Halloween Costumes:
Get Creative to Save Money!

Halloween costumes are still the largest part of Halloween spending. But they don't have to break your Halloween budget.



Halloween costumes

But what if your kids just have to have that Hannah Montana outfit? Or the sword that lights up and talks? Besides just saying no (and feeling like the grinch that stole Halloween), offer some unusual suggestions or more realistic options.

The traditional costumes
It seems that clowns, vampires and ghosts have gone the way of the dinosaur in the Halloween costume business. Time to bring them back! Here are some classic costume ideas:

  • Vampires: Black cape (as simple as black muslin), black sweats or other black clothes, fake teeth and face paint.
  • Angels: White clothing, cardboard wings (which can be dressed up with inexpensive cotton batting or feather boa) and a foil halo.
  • Devils: Red clothing, homemade tail, horns (which you can usually find on a headband), a decorated cardboard pitchfork and face paint.
  • Fairy or ballerina: Most appropriate for girls that have dress-up clothes or recital outfits hanging in the closet.
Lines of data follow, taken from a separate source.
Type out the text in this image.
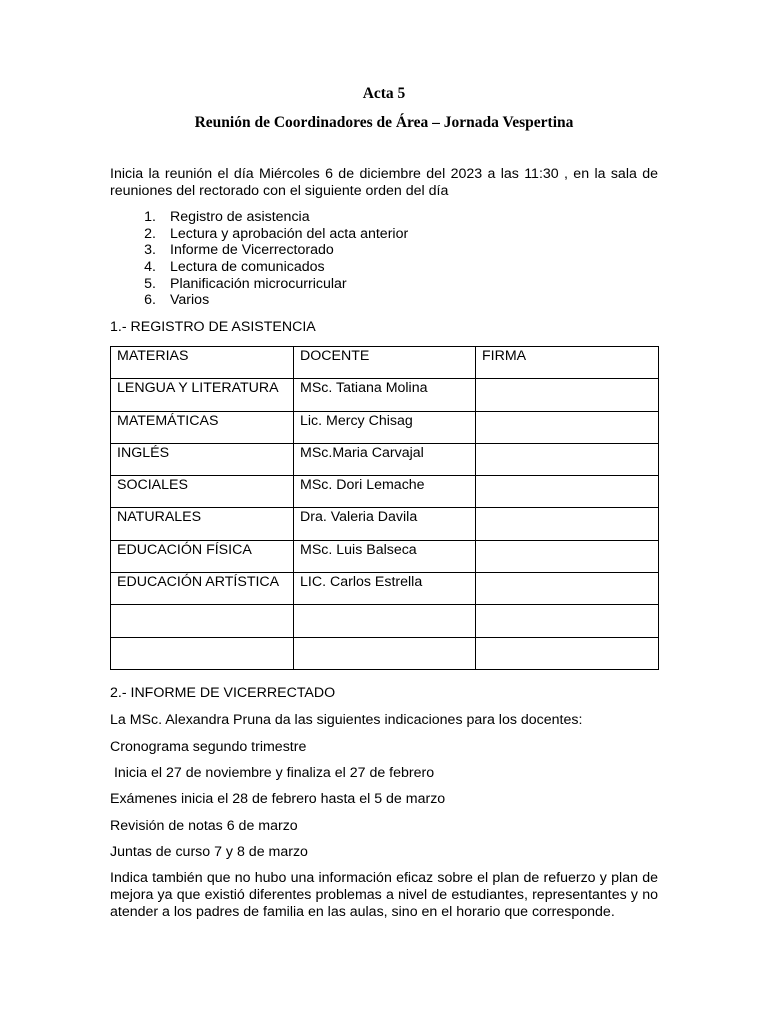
Acta 5
Reunión de Coordinadores de Área – Jornada Vespertina

Inicia la reunión el día Miércoles 6 de diciembre del 2023 a las 11:30 , en la sala de reuniones del rectorado con el siguiente orden del día

1. Registro de asistencia
2. Lectura y aprobación del acta anterior
3. Informe de Vicerrectorado
4. Lectura de comunicados
5. Planificación microcurricular
6. Varios

1.- REGISTRO DE ASISTENCIA

MATERIAS	DOCENTE	FIRMA
LENGUA Y LITERATURA	MSc. Tatiana Molina	
MATEMÁTICAS	Lic. Mercy Chisag	
INGLÉS	MSc.Maria Carvajal	
SOCIALES	MSc. Dori Lemache	
NATURALES	Dra. Valeria Davila	
EDUCACIÓN FÍSICA	MSc. Luis Balseca	
EDUCACIÓN ARTÍSTICA	LIC. Carlos Estrella	

2.- INFORME DE VICERRECTADO

La MSc. Alexandra Pruna da las siguientes indicaciones para los docentes:

Cronograma segundo trimestre

Inicia el 27 de noviembre y finaliza el 27 de febrero

Exámenes inicia el 28 de febrero hasta el 5 de marzo

Revisión de notas 6 de marzo

Juntas de curso 7 y 8 de marzo

Indica también que no hubo una información eficaz sobre el plan de refuerzo y plan de mejora ya que existió diferentes problemas a nivel de estudiantes, representantes y no atender a los padres de familia en las aulas, sino en el horario que corresponde.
Add a wand, some glittery make-up and a fairy crown.
  • Superheroes: Pick your favorite hero (or make up a new one on your own!) and find clothes that match the color of that hero's outfit. Add some logos made out of paper or cloth decorated with markers and an inexpensive mask or face paint.
  • Witch: Black cape (as simple as black muslin), black dress or skirt, black wig, fake warts, pointed hat and broom.
  • Hobo: Borrow older sibling or Dad's clothes. Add a beaten hat, some "dirty" make-up and a handkerchief tied to a stick.
  • Clown: Almost anything will work for this. Modify the hobo costume above by adding a wig and red nose. Make your own from mismatched clothes and oversized shoes. Or buy a pattern and fabric and make your own.

Halloween costume variations
But what if you can't get the kids into the traditional Halloween costume spirit? Try to keep costs down where you can. Don't just buy the $30 prepackaged outfits.
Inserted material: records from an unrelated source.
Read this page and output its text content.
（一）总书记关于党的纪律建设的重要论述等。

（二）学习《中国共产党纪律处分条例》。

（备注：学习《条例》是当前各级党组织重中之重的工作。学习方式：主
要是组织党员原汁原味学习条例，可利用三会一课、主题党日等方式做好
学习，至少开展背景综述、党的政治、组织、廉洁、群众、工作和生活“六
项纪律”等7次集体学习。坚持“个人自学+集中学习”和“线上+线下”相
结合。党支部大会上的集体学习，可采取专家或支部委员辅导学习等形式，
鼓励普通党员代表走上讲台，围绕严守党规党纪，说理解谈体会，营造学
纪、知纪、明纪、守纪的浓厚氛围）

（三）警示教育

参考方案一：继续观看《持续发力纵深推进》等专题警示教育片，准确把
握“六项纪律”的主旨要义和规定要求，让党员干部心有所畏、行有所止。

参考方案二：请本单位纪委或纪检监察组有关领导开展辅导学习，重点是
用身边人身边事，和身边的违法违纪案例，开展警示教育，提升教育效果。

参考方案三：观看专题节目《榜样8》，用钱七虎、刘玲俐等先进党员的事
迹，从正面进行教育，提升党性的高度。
Here are some suggestions:

  • Pick the most important part of the outfit and buy it. But use stuff you already have for the other pieces. For example, Hannah Montana is about the hair. Buy the wig (which is usually separate from the outfit anyhow) and use outfits already on hand for the rest of it.
  • Get the kids involved in the magic of creativity. Taking them to the local retailer and asking what they want to be makes them look at the Halloween costumes on hand. Make a list at home - and limit the options before you even start shopping.
  • If they are old enough, have them pitch in on the costs. As with other things, it's amazing how their tastes change when they have to foot part of the bill!
  • Buy reusable stuff. Black capes and wigs can be used over and over. So can clown noses, swords and pom poms.
  • Go the unusual route. They may not sound that odd, but you don't see these costumes every Halloween:
    • Toothpaste tubes: a white sheet, magic markers, wire hangers and a coffee filter.
    • Robots: Spray painted cardboard boxes, face paint and gray sweats
    • Caveman: Heavy duty fur (from the local material store), a paper mache club and wig.
    • Family costumes: Get everyone in the spirit! Be train cars (with an engine and caboose) or M&Ms (everyone in different colored clothes with m's on the front plus face paint).

Above all, have fun with your Halloween costumes! Halloween is the chance to be a little goofy - let your creativity shine!